Mattias Creffier
BRUSSELS, Oct 22 2006 (IPS) – How can Congolese doctors and nurses living in Belgium exchange information with colleagues in the Democratic Republic of Congo (DRC)? This was the central question at a roundtable convened by the International Organisation for Migration (IOM) in Belgium s capital, Brussels, recently.
Belgian Minister for Overseas Development Service Armand De Decker; the health minister for the DRC, Zacharie Kashongwe, and four Congolese medical experts who currently live in Belgium participated in the debate, held Oct. 18.
After years of war, the health care sector in the DRC is in tatters: 245 of every 1,000 children born in the Central African country do not live to the age of five, while life expectancy is less than 43 years. The priority of the health minister has been the reconstruction of hospitals in war torn areas. But, battling diseases such as cholera, malaria, tuberculosis and measles is just as urgent a matter.
The DRC s problems are too great for the expertise of the Congolese diaspora to be ignored in addressing them, said De Decker; he reaffirmed his commitment to funding exchange programmes, while the IOM said it would coordinate such projects.
The Belgian minister wants to set up a database of Congolese medical experts practicing in Belgian hospitals or universities. A system would then be established that enabled Congolese nurses and doctors to take a fully paid leave of absence for several years, to work in the DRC.

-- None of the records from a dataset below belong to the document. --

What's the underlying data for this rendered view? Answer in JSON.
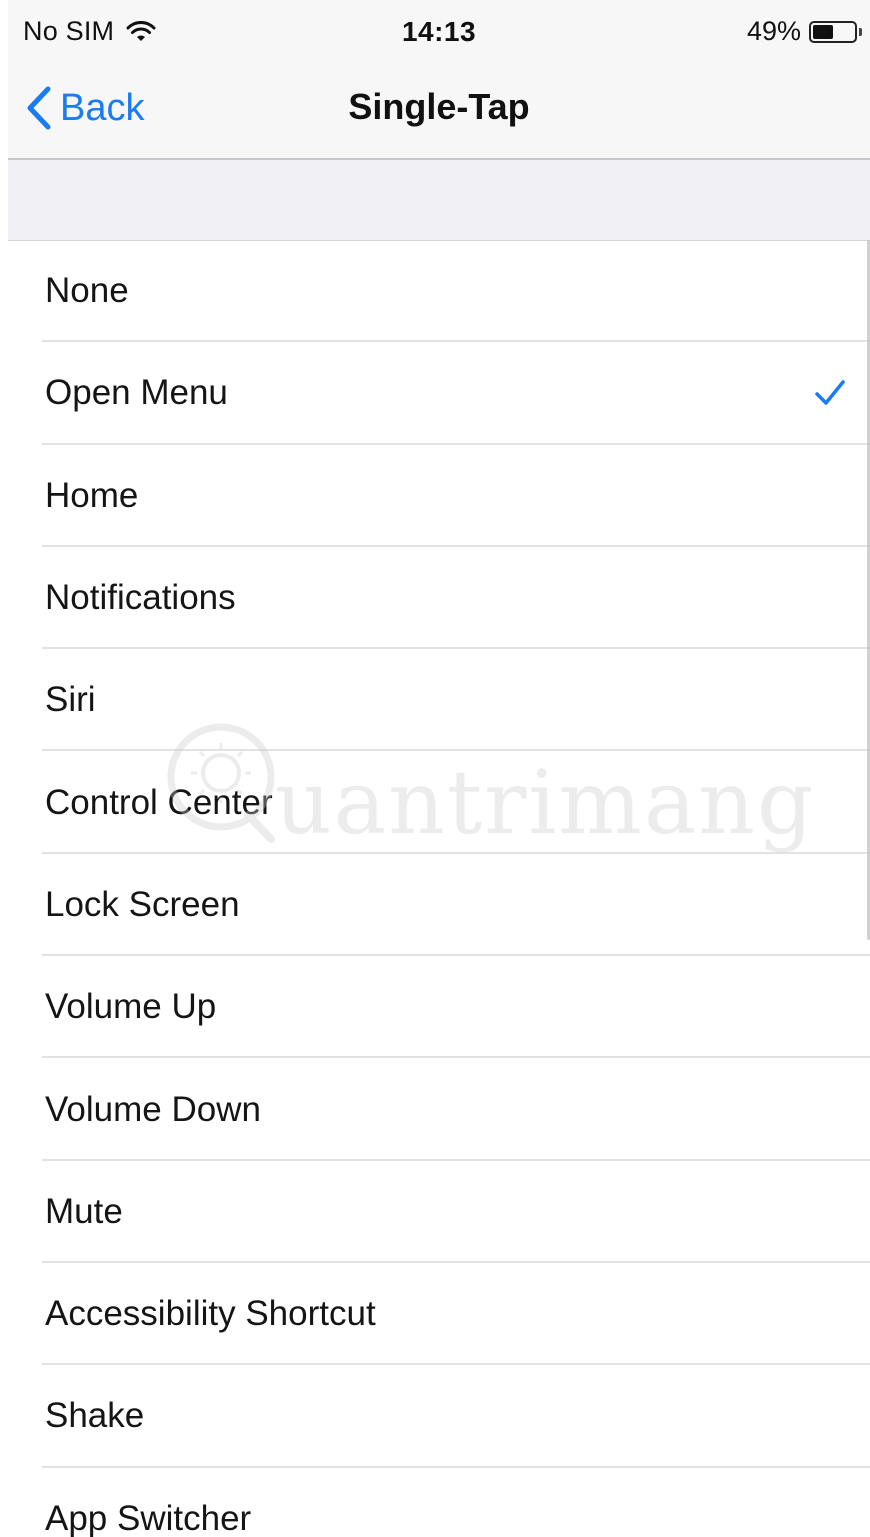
{
  "status_bar": {
    "carrier": "No SIM",
    "time": "14:13",
    "battery_percent_text": "49%",
    "battery_level": 0.49,
    "icons": [
      "wifi-icon",
      "battery-icon"
    ]
  },
  "nav": {
    "back_label": "Back",
    "title": "Single-Tap",
    "accent_color": "#1a7cf3"
  },
  "options": [
    {
      "label": "None",
      "selected": false
    },
    {
      "label": "Open Menu",
      "selected": true
    },
    {
      "label": "Home",
      "selected": false
    },
    {
      "label": "Notifications",
      "selected": false
    },
    {
      "label": "Siri",
      "selected": false
    },
    {
      "label": "Control Center",
      "selected": false
    },
    {
      "label": "Lock Screen",
      "selected": false
    },
    {
      "label": "Volume Up",
      "selected": false
    },
    {
      "label": "Volume Down",
      "selected": false
    },
    {
      "label": "Mute",
      "selected": false
    },
    {
      "label": "Accessibility Shortcut",
      "selected": false
    },
    {
      "label": "Shake",
      "selected": false
    },
    {
      "label": "App Switcher",
      "selected": false
    }
  ],
  "watermark": {
    "text": "uantrimang",
    "icon": "quantrimang-logo-icon"
  }
}
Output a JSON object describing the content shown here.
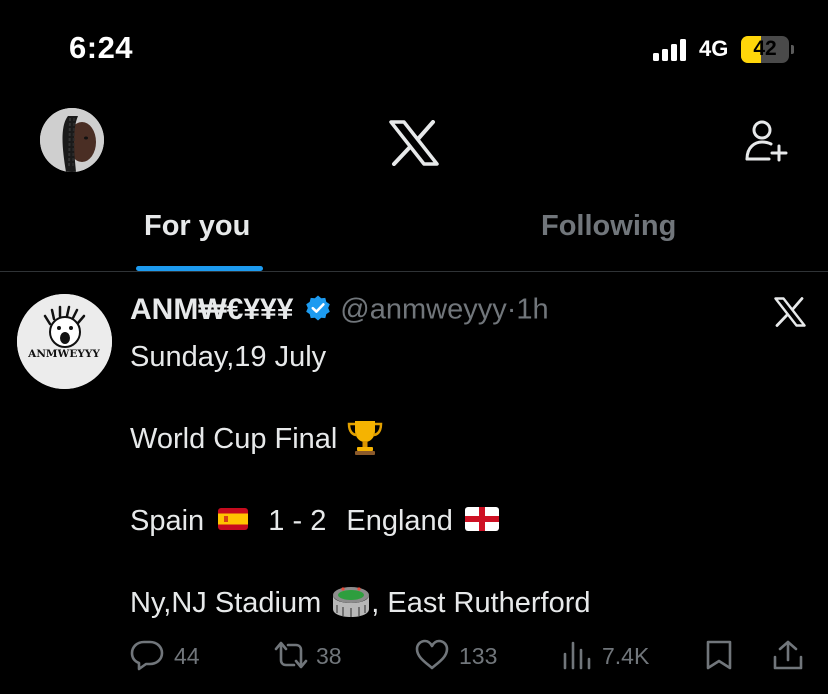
{
  "status_bar": {
    "time": "6:24",
    "network": "4G",
    "battery": "42",
    "battery_level": 0.42,
    "accent": "#ffd60a"
  },
  "header": {
    "logo": "x-logo-icon",
    "avatar": "profile-avatar",
    "follow_icon": "add-person-icon"
  },
  "tabs": [
    {
      "label": "For you",
      "active": true
    },
    {
      "label": "Following",
      "active": false
    }
  ],
  "post": {
    "author": {
      "display_name": "ANM₩€¥¥¥",
      "handle": "@anmweyyy",
      "separator": "·",
      "time": "1h",
      "verified": true,
      "avatar_text": "ANMWEYYY"
    },
    "lines": {
      "date": "Sunday,19 July",
      "headline": "World Cup Final",
      "team1": "Spain",
      "score": "1 - 2",
      "team2": "England",
      "venue": "Ny,NJ Stadium",
      "city": ", East Rutherford"
    },
    "actions": {
      "replies": "44",
      "reposts": "38",
      "likes": "133",
      "views": "7.4K"
    }
  },
  "colors": {
    "background": "#000000",
    "text": "#e7e9ea",
    "muted": "#71767b",
    "accent_blue": "#1d9bf0",
    "divider": "#2f3336"
  }
}
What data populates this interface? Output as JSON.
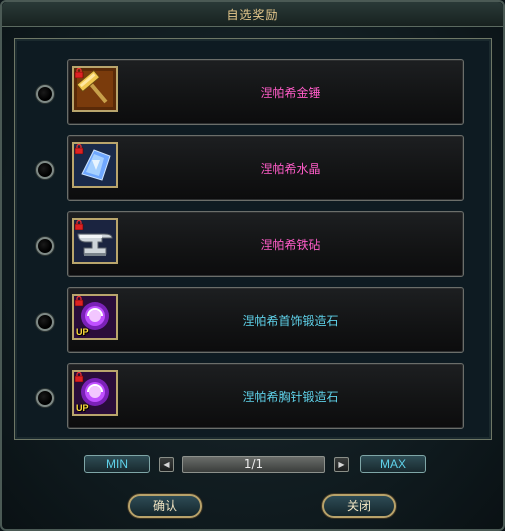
{
  "dialog": {
    "title": "自选奖励"
  },
  "items": [
    {
      "name": "涅帕希金锤",
      "color": "#ff5cc8",
      "icon": "golden-hammer-icon"
    },
    {
      "name": "涅帕希水晶",
      "color": "#ff5cc8",
      "icon": "blue-crystal-icon"
    },
    {
      "name": "涅帕希铁砧",
      "color": "#ff5cc8",
      "icon": "anvil-icon"
    },
    {
      "name": "涅帕希首饰锻造石",
      "color": "#5fd2ea",
      "icon": "purple-forging-stone-icon",
      "badge": "UP"
    },
    {
      "name": "涅帕希胸针锻造石",
      "color": "#5fd2ea",
      "icon": "purple-forging-stone-icon",
      "badge": "UP"
    }
  ],
  "pager": {
    "min_label": "MIN",
    "max_label": "MAX",
    "page_value": "1/1",
    "prev_icon": "arrow-left-icon",
    "next_icon": "arrow-right-icon"
  },
  "buttons": {
    "confirm_label": "确认",
    "close_label": "关闭"
  },
  "colors": {
    "title": "#e6c88c",
    "rare_text": "#ff5cc8",
    "epic_text": "#5fd2ea"
  }
}
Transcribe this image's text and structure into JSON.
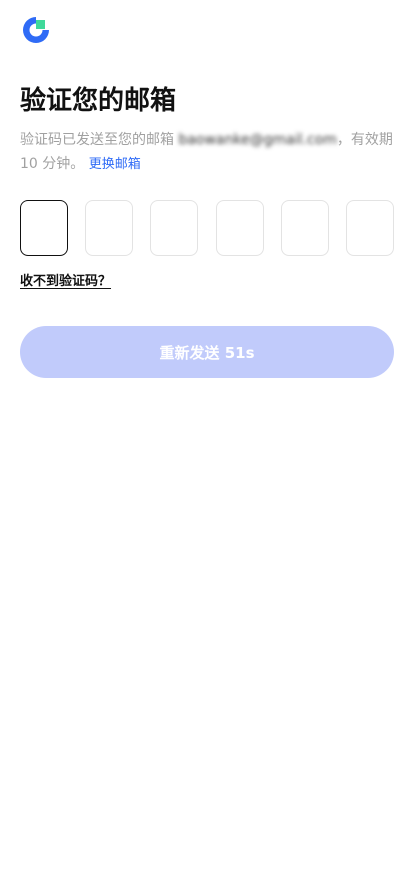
{
  "header": {
    "logo_icon": "brand-logo-icon",
    "colors": {
      "blue": "#2f6bf6",
      "green": "#3fd99a"
    }
  },
  "main": {
    "title": "验证您的邮箱",
    "subtitle_prefix": "验证码已发送至您的邮箱 ",
    "email": "baowanke@gmail.com",
    "subtitle_suffix": "，有效期 10 分钟。",
    "change_email": "更换邮箱"
  },
  "code_inputs": {
    "count": 6,
    "values": [
      "",
      "",
      "",
      "",
      "",
      ""
    ]
  },
  "links": {
    "no_code": "收不到验证码？"
  },
  "buttons": {
    "resend": "重新发送 51s",
    "resend_color": "#c1cbfb"
  }
}
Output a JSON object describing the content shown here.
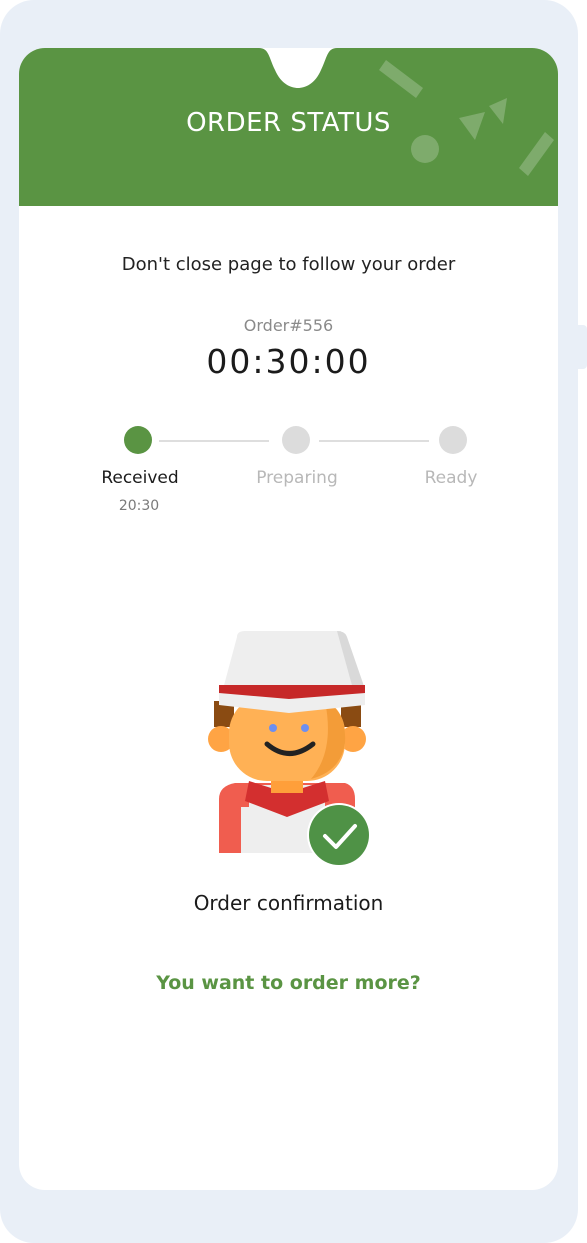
{
  "header": {
    "title": "ORDER STATUS",
    "accent": "#5a9443"
  },
  "main": {
    "subtitle": "Don't close page to follow your order",
    "order_number": "Order#556",
    "timer": "00:30:00"
  },
  "steps": [
    {
      "label": "Received",
      "time": "20:30",
      "state": "active"
    },
    {
      "label": "Preparing",
      "time": "",
      "state": "pending"
    },
    {
      "label": "Ready",
      "time": "",
      "state": "pending"
    }
  ],
  "illustration": {
    "icon": "chef-icon",
    "badge_icon": "check-icon"
  },
  "status_text": "Order confirmation",
  "order_more_link": "You want to order more?"
}
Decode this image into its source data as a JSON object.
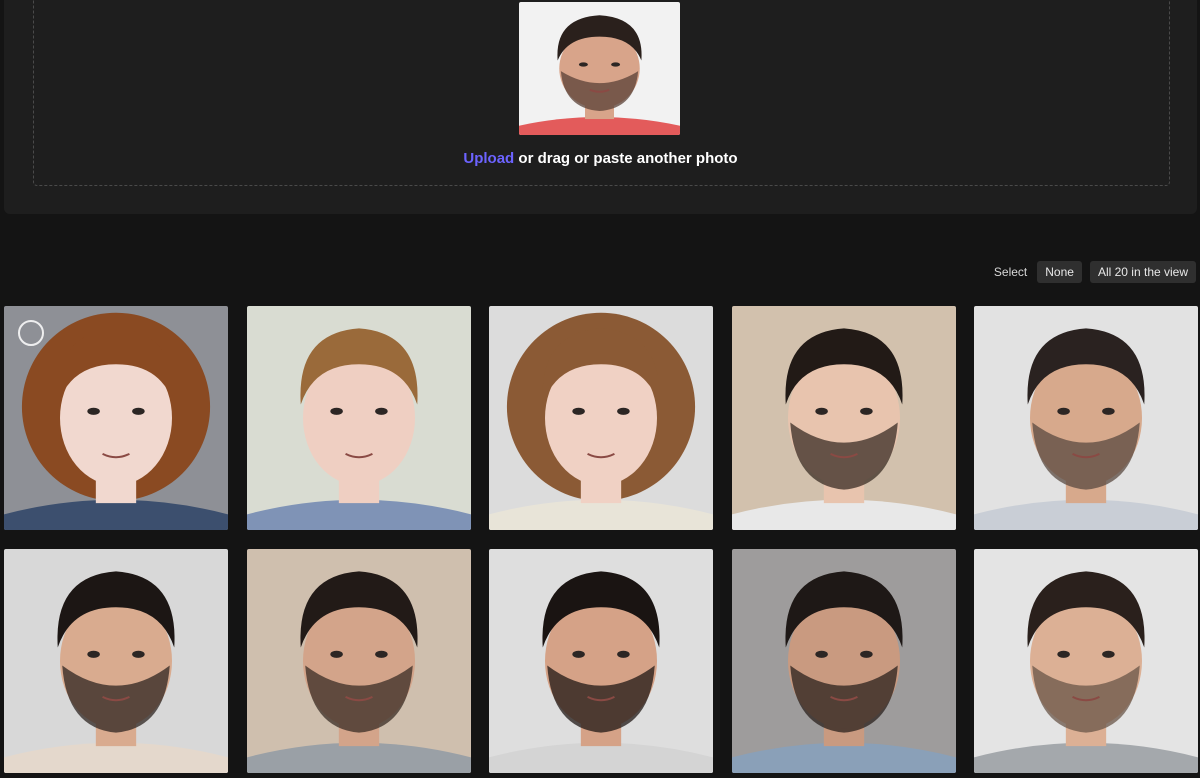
{
  "upload": {
    "link_label": "Upload",
    "rest_label": " or drag or paste another photo"
  },
  "select_bar": {
    "label": "Select",
    "none_label": "None",
    "all_label": "All 20 in the view"
  },
  "grid": {
    "items": [
      {
        "bg": "#8e9096",
        "skin": "#f1d8cf",
        "hair": "#8a4a22",
        "shirt": "#3c4f6e",
        "beard": null,
        "long_hair": true
      },
      {
        "bg": "#d9dcd2",
        "skin": "#efcfc2",
        "hair": "#9a6a3a",
        "shirt": "#7f93b6",
        "beard": null,
        "long_hair": false
      },
      {
        "bg": "#dcdcdc",
        "skin": "#f0d1c4",
        "hair": "#8b5a35",
        "shirt": "#e8e4d8",
        "beard": null,
        "long_hair": true
      },
      {
        "bg": "#d2c1ad",
        "skin": "#e8c4ae",
        "hair": "#221a16",
        "shirt": "#e8e8e8",
        "beard": "#3a2c24",
        "long_hair": false
      },
      {
        "bg": "#e2e2e2",
        "skin": "#d7a98c",
        "hair": "#2a2220",
        "shirt": "#c9ced6",
        "beard": "#5a4a40",
        "long_hair": false
      },
      {
        "bg": "#d8d8d8",
        "skin": "#d9ab8f",
        "hair": "#1c1614",
        "shirt": "#e4d8cc",
        "beard": "#2e2420",
        "long_hair": false
      },
      {
        "bg": "#cfbfae",
        "skin": "#d3a48a",
        "hair": "#221a17",
        "shirt": "#9aa0a6",
        "beard": "#3a2c24",
        "long_hair": false
      },
      {
        "bg": "#dedede",
        "skin": "#d5a287",
        "hair": "#1a1412",
        "shirt": "#d4d4d4",
        "beard": "#1f1714",
        "long_hair": false
      },
      {
        "bg": "#9e9c9c",
        "skin": "#c99a80",
        "hair": "#1e1816",
        "shirt": "#8aa0b8",
        "beard": "#2a201c",
        "long_hair": false
      },
      {
        "bg": "#e4e4e4",
        "skin": "#dcb095",
        "hair": "#2a201c",
        "shirt": "#a4a8ac",
        "beard": "#6a5648",
        "long_hair": false
      }
    ]
  },
  "colors": {
    "accent": "#6c63ff",
    "preview_bg": "#f2f2f2",
    "preview_skin": "#d8a48a",
    "preview_hair": "#2a201c",
    "preview_shirt": "#e35b5b",
    "preview_beard": "#5a4036"
  }
}
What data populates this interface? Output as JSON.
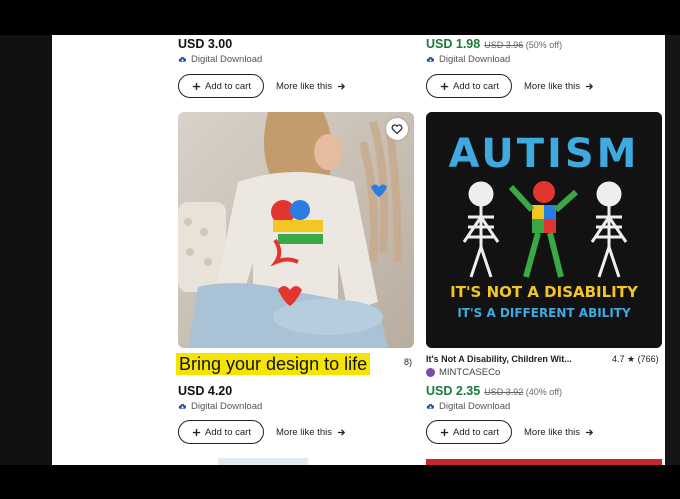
{
  "listings": [
    {
      "price": "USD 3.00",
      "download_label": "Digital Download",
      "add_to_cart": "Add to cart",
      "more_like_this": "More like this"
    },
    {
      "price": "USD 1.98",
      "original_price": "USD 3.96",
      "discount": "(50% off)",
      "download_label": "Digital Download",
      "add_to_cart": "Add to cart",
      "more_like_this": "More like this"
    },
    {
      "caption": "Bring your design to life",
      "rating_fragment": "8)",
      "price": "USD 4.20",
      "download_label": "Digital Download",
      "add_to_cart": "Add to cart",
      "more_like_this": "More like this"
    },
    {
      "title": "It's Not A Disability, Children Wit...",
      "rating": "4.7 ★ (766)",
      "seller": "MINTCASECo",
      "price": "USD 2.35",
      "original_price": "USD 3.92",
      "discount": "(40% off)",
      "download_label": "Digital Download",
      "add_to_cart": "Add to cart",
      "more_like_this": "More like this",
      "design_text": {
        "headline": "AUTISM",
        "line1": "IT'S NOT A DISABILITY",
        "line2": "IT'S A DIFFERENT ABILITY"
      }
    }
  ],
  "icons": {
    "cart": "cart-plus-icon",
    "arrow": "arrow-right-icon",
    "download": "cloud-download-icon",
    "favorite": "heart-icon"
  },
  "colors": {
    "sale_price": "#1a7a3b",
    "caption_bg": "#f5e400",
    "page_bg": "#ffffff"
  }
}
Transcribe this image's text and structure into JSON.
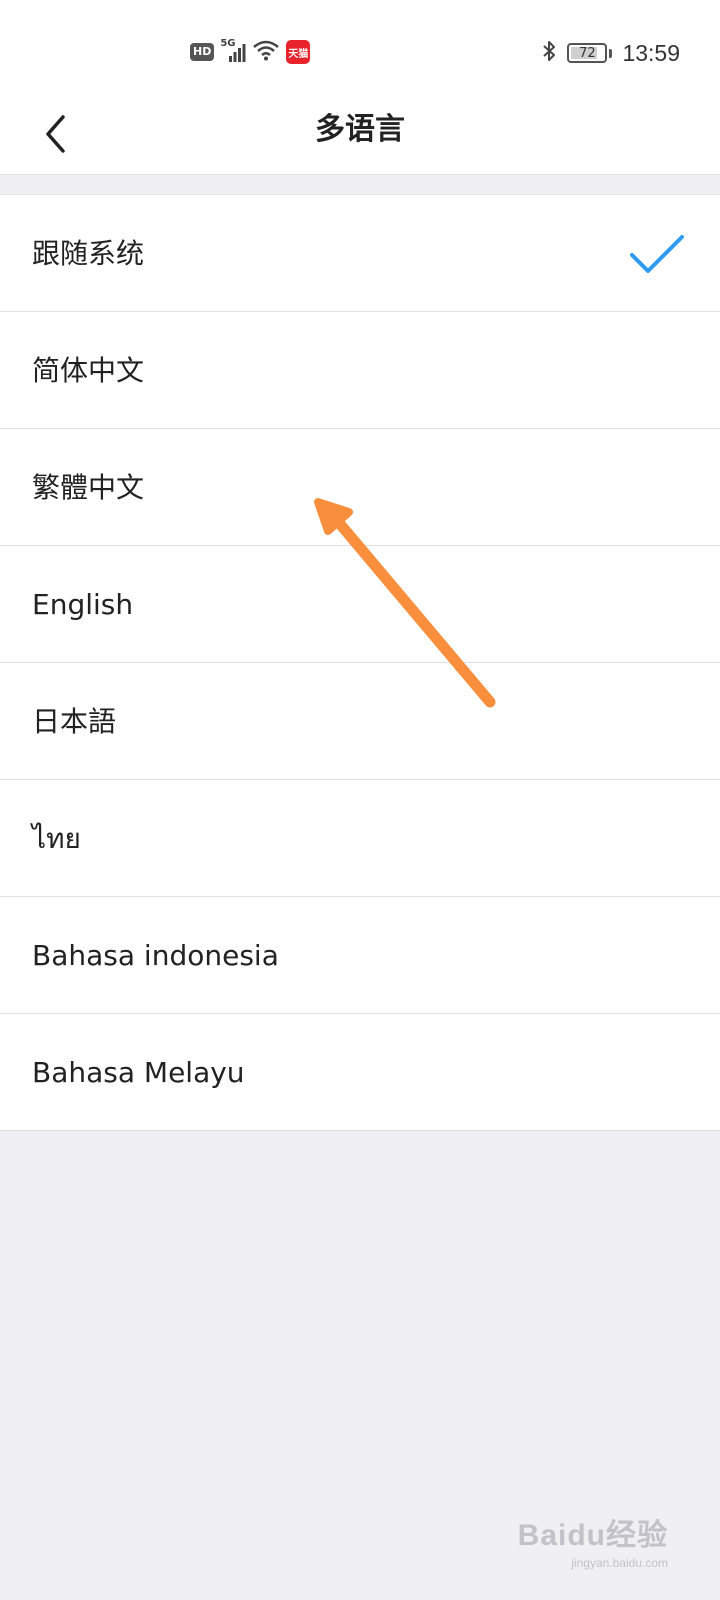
{
  "status_bar": {
    "hd_badge": "HD",
    "network_label": "5G",
    "app_badge": "天猫",
    "battery_level": "72",
    "time": "13:59"
  },
  "header": {
    "title": "多语言",
    "back_icon": "chevron-left-icon"
  },
  "languages": [
    {
      "label": "跟随系统",
      "selected": true
    },
    {
      "label": "简体中文",
      "selected": false
    },
    {
      "label": "繁體中文",
      "selected": false
    },
    {
      "label": "English",
      "selected": false
    },
    {
      "label": "日本語",
      "selected": false
    },
    {
      "label": "ไทย",
      "selected": false
    },
    {
      "label": "Bahasa indonesia",
      "selected": false
    },
    {
      "label": "Bahasa Melayu",
      "selected": false
    }
  ],
  "watermark": {
    "main": "Baidu经验",
    "sub": "jingyan.baidu.com"
  },
  "colors": {
    "accent_check": "#2f9bf0",
    "annotation_arrow": "#f98f3d",
    "list_background": "#ffffff",
    "page_background": "#efeff4"
  }
}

De Decker aims to strengthen training links between major Congolese hospitals and Belgian universities and medical facilities. Contributions by the Congolese health workers could even out the spotty level of medical training that is currently being carried out in the DRC, he noted.
Furthermore, the programmes could be implemented even without personnel exchanges with an internet or video link being set up immediately in certain cases, to help Congolese physicians benefit from the advice of their Belgian colleagues.
Jim Ilunga, medical director of the Clinics of Europe in Brussels, has already organised these types of knowledge exchanges. In the course of programmes he oversees, a Congolese doctor first trains with a Belgian colleague who serves as a sort of mentor in a medical subspecialty. Then, the Belgian specialist goes to the DRC to see how the training is being put into practice.
Tshela, an organisation represented by Rachel Izizaw, coordinates training for nurses in the Congolese capital, Kinshasa.
Given the situation in the DRC and its enormous needs, help from Congolese with medical training who now live abroad would be most welcome especially in rural areas, where medical expertise is often lacking, Kashongwe said. Most of the local training programmes presently consist of initiatives that extend over several weeks, with specialists from Kinshasa traveling to the interior to instruct their peers.
However, during the conference different speakers from the diaspora said they had insufficient information about the needs that presently exist within the DRC and the possibilities for making use of Belgian overseas development aid. De Decker suggested that they accompany him on his next trip to Kinshasa for a meeting with the minister of health, to address this lack of awareness.
To better coordinate information exchanges between local authorities and the Congolese diaspora, the IOM has set up a programme called Migrations for African Development . One of its objectives is to catalogue the names of the thousands of expatriate medical experts. It is also developing ways to analyse needs for personnel, expertise and equipment.
We re not talking about organising some sort of en masse return, Ndioro Ndiaye, assistant general director of the IOM, told IPS. But Africans of the diaspora, who straddle two cultures, are in the best position to transmit the experience they ve gained in the North to their colleagues in the South.
The roundtable formed part of a conference series called 24 Hours of the Diaspora , an initiative designed to encourage dialogue between Africans living abroad and officials in their home countries.